Four Dead in Fresh Kurdish Riots in Turkey

03/04/2006| IslamWeb

A molotov cocktail attack set ablaze a bus in Istanbul, resulting in three deaths, as Kurdish riots rattling southeast Turkey for six days spread to the west, the CNN Turk news channel reported.

Another person was killed in clashes in the predominantly Kurdish southeast, bringing the death toll from a week of violence to 12.

A group of protestors hurled a molotov cocktail onto a bus in Istanbul's Bagcilar suburb and an elderly woman who got off in panic from the burning vehicle was hit by a car in the street, dying in hospital, CNN Turk said.

Two more bodies were recovered after police removed the wreckage of the bus, which crashed into a truck while maneuvering to escape the hit, it said.

Another woman passenger was seriously injured.

Television footage showed firefighters battling the flames engulfing the bus, which was reduced to a blackened skeleton.

Police officials contacted by AFP declined to comment.

A group of angry residents who gathered at the site chanted slogans against Kurdish separatism, NTV television reported.

A fourth person, a 22-year-old Kurdish man, was killed by gunfire in the southeastern town of Kiziltepe, near the Syrian border, where street battles between rioters and the police flared for a second day in row, a senior local Kurdish politician, Ferhan Turk, told AFP.

Three others were injured, he said. Officials were not immediately available for comment.

An angry crowd torched a bank and vandalized public buildings, party offices and shops in Kiziltepe Saturday, prompting the security forces to fire warning shots and use tear gas, killing one person.

Also in Istanbul, home to a sizeable Kurdish immigrant community, about 200 protestors, some of them wearing masks, took to the streets in the city center earlier Sunday, setting fire to a truck and hurling Molotov cocktails, stones and bottles at the riot police, who responded with truncheons and pepper gas.

Several protestors, running from the police, were attacked by a group of residents in a mainly Roma neighborhood wielding knives and sticks and shouting nationalist slogans.

At least seven demonstrators were detained, the Anatolia news agency said.

Ahmet Turk, the co-chairman of Turkey's main Kurdish party, the Democratic Society Party (DTP), urged an end to the violence and called on Ankara to come up with far-reaching reforms to make permanent peace with its largest minority.

The riots erupted Tuesday in Diyarbakir, the largest city in the mainly Kurdish southeast, after hundreds of youths demanding vengeance attacked the police following the funerals of Kurdish rebels killed in fighting with the army.

Three of the victims of the violence were children, one aged only three, and most of the injured were security forces.

Officials charged that the unrest was orchestrated by the outlawed Kurdistan Workers' Party (PKK), which has waged an armed separatist campaign against the government since 1984, with the conflict claiming some 37,000 lives.

Ahmet Turk described the riots as the explosion of entangled political, social and economic problems that have plagued the southeast, Turkey's poorest region, for decades.

He called for a comprehensive government program that would include the improvement of Kurdish cultural and political rights, economic and social development and a general amnesty for the PKK.

"How can you resolve the problem only with the stick, with repression and silencing?
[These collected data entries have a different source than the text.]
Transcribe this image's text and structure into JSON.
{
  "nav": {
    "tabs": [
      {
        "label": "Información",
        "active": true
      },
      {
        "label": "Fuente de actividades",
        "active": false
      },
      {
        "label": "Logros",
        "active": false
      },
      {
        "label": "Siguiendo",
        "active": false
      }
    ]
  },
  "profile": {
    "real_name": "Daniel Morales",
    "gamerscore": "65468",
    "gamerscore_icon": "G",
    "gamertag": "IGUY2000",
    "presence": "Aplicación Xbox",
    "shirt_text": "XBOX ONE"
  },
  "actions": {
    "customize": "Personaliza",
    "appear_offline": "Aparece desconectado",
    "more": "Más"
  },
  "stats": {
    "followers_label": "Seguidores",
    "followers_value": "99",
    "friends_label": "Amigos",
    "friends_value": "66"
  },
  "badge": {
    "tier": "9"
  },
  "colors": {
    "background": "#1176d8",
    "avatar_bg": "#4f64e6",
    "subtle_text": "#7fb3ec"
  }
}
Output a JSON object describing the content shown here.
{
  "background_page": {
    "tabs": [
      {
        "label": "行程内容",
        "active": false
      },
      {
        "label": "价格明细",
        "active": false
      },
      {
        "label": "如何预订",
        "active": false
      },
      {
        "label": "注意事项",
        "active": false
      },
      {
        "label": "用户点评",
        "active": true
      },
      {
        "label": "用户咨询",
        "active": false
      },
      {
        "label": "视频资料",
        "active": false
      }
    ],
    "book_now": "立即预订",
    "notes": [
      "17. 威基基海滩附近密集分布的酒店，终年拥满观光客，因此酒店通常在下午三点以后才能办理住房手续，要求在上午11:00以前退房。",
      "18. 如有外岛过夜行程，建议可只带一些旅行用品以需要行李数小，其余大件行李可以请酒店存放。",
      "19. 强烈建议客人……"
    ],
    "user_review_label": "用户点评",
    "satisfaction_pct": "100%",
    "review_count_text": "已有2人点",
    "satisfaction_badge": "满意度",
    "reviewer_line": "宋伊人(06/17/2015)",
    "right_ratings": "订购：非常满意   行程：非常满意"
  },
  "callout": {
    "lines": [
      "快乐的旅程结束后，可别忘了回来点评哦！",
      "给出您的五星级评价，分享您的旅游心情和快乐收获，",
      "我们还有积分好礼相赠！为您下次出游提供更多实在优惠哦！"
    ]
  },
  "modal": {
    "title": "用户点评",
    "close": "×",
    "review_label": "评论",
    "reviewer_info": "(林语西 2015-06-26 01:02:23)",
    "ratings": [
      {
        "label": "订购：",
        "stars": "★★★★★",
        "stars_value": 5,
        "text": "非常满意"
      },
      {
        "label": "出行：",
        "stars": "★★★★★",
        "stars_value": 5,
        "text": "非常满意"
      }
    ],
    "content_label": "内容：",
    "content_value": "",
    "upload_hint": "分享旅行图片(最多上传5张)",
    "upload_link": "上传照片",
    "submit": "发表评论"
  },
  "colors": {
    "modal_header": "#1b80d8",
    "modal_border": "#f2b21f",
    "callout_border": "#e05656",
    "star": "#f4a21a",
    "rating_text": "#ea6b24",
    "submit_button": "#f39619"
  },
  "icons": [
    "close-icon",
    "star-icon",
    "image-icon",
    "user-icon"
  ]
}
We want this mentality to change," he told CNN-Turk. "The (Kurdish) people believe they are still regarded as a kind of quasi-citizens."

The southeast had enjoyed relative calm in recent years after the PKK declared a unilateral truce in 1999 and Ankara, under     European Union pressure, granted the Kurds a measure of cultural rights, lifted emergency rule in the region and began compensating villagers who had suffered in the conflict.

Tensions have been on the rise, however, since June 2004, when the PKK, blacklisted as a terrorist group by Turkey, the EU and the United States, called off the five-year ceasefire.

Compared to much more hardline practices in the past, the response of the security forces was more restrained this time, apparently to avoid damage to relations with the EU.